Modeling Guide

Google Dataproc

This example shows how to submit a Spark job to an existing Google Dataproc cluster, and see the results of the job. In this example, we run the SparkPi example to calculate pi using Spark.

Prerequisites

  • A project on Google Cloud with access to the Dataproc service, the corresponding access key file as JSON, a running Dataproc cluster, and a Hadoop job.

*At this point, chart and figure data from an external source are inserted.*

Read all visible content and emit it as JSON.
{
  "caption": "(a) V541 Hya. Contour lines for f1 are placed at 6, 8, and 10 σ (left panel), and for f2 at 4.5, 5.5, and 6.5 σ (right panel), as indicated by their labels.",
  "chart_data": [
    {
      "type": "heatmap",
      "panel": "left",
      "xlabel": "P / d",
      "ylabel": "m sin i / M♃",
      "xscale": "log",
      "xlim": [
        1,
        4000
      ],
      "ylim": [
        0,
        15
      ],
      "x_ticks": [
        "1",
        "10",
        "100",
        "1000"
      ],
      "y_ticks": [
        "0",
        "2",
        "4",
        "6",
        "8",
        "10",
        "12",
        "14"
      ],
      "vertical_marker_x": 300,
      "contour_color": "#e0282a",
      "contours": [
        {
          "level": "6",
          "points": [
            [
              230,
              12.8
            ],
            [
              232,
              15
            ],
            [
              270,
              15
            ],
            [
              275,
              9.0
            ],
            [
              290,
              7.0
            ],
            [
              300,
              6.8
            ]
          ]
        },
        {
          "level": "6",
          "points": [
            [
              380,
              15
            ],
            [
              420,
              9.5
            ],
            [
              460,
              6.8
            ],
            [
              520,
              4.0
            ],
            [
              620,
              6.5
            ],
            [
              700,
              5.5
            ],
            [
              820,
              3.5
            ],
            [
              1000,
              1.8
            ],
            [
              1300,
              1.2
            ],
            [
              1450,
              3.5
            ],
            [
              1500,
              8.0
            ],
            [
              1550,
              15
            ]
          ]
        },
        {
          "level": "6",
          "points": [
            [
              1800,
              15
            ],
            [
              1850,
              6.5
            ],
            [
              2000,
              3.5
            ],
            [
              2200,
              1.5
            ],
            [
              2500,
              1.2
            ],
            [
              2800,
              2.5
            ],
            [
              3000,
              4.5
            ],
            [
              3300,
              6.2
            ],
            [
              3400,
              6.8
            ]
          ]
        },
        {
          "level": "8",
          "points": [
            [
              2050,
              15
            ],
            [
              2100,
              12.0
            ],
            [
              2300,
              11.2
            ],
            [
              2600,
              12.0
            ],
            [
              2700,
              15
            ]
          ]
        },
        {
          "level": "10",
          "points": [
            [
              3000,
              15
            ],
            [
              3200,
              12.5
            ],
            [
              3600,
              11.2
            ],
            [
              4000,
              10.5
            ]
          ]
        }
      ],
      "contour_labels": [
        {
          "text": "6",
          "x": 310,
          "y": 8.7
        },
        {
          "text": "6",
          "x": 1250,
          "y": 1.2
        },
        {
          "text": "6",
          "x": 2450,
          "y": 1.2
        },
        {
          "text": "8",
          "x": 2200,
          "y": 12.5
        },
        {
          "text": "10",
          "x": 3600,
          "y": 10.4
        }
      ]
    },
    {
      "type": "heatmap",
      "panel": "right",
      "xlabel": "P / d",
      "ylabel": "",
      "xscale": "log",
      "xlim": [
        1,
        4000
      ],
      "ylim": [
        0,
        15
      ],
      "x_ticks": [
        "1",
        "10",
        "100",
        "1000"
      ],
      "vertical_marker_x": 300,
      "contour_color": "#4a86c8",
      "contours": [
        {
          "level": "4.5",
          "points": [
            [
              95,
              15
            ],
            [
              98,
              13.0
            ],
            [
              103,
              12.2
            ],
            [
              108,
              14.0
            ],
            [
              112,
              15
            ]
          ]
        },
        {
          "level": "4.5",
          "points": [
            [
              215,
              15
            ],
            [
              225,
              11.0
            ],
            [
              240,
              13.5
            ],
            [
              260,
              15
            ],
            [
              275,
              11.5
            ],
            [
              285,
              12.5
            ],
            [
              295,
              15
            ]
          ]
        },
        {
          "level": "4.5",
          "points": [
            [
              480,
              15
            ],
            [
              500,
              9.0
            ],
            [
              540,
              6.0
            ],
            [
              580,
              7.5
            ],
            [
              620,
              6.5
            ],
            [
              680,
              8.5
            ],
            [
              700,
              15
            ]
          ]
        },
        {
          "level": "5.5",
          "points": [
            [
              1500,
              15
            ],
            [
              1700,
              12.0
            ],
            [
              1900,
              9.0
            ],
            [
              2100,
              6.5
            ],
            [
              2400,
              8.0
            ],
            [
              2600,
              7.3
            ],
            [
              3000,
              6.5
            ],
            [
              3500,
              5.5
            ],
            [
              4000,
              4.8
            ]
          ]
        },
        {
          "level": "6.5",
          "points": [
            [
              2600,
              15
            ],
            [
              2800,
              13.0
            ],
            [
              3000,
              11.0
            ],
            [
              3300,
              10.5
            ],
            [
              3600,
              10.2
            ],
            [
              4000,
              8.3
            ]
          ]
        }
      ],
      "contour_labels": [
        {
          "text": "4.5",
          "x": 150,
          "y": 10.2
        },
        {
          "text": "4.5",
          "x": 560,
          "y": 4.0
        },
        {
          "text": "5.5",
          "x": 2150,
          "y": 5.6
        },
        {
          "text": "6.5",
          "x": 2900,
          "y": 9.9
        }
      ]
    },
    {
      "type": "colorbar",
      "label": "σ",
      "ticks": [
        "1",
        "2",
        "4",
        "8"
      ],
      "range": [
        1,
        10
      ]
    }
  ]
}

The Spark examples jar can be found in the download of Spark found here: https://spark.apache.org/downloads.htmlInformation published on non-SAP site

Configure and Run the Graph

Follow the steps below to run the example from the Data Pipeline UI:
  1. In the left panel, select the Graphs tab and open the Google Dataproc example graph.
  2. Open the configuration of the Hadoop Job Submitter Operator.
  3. Configure the connection by opening the connection dialogue box and choosing the correct connection from the Connection Manager app. Specify "spark" as the type of job.
  4. Below job type, enter the main jar file URI of the form "gs://[your Google Storage Bucket]/[spark examples jar name].jar". Below the URI, ensure the class name as "org.apache.spark.examples.SparkPi"
  5. In the tool bar, select Run (play button).
  6. The Status panel indicates if the graph is running.
  7. Use the context menu Open UI of the Output node to open the terminal. The bottom half shows the output and success messages of the Spark job.
  8. If the graph failed, you can find the logs for in the Google Storage bucket specified from the failing message.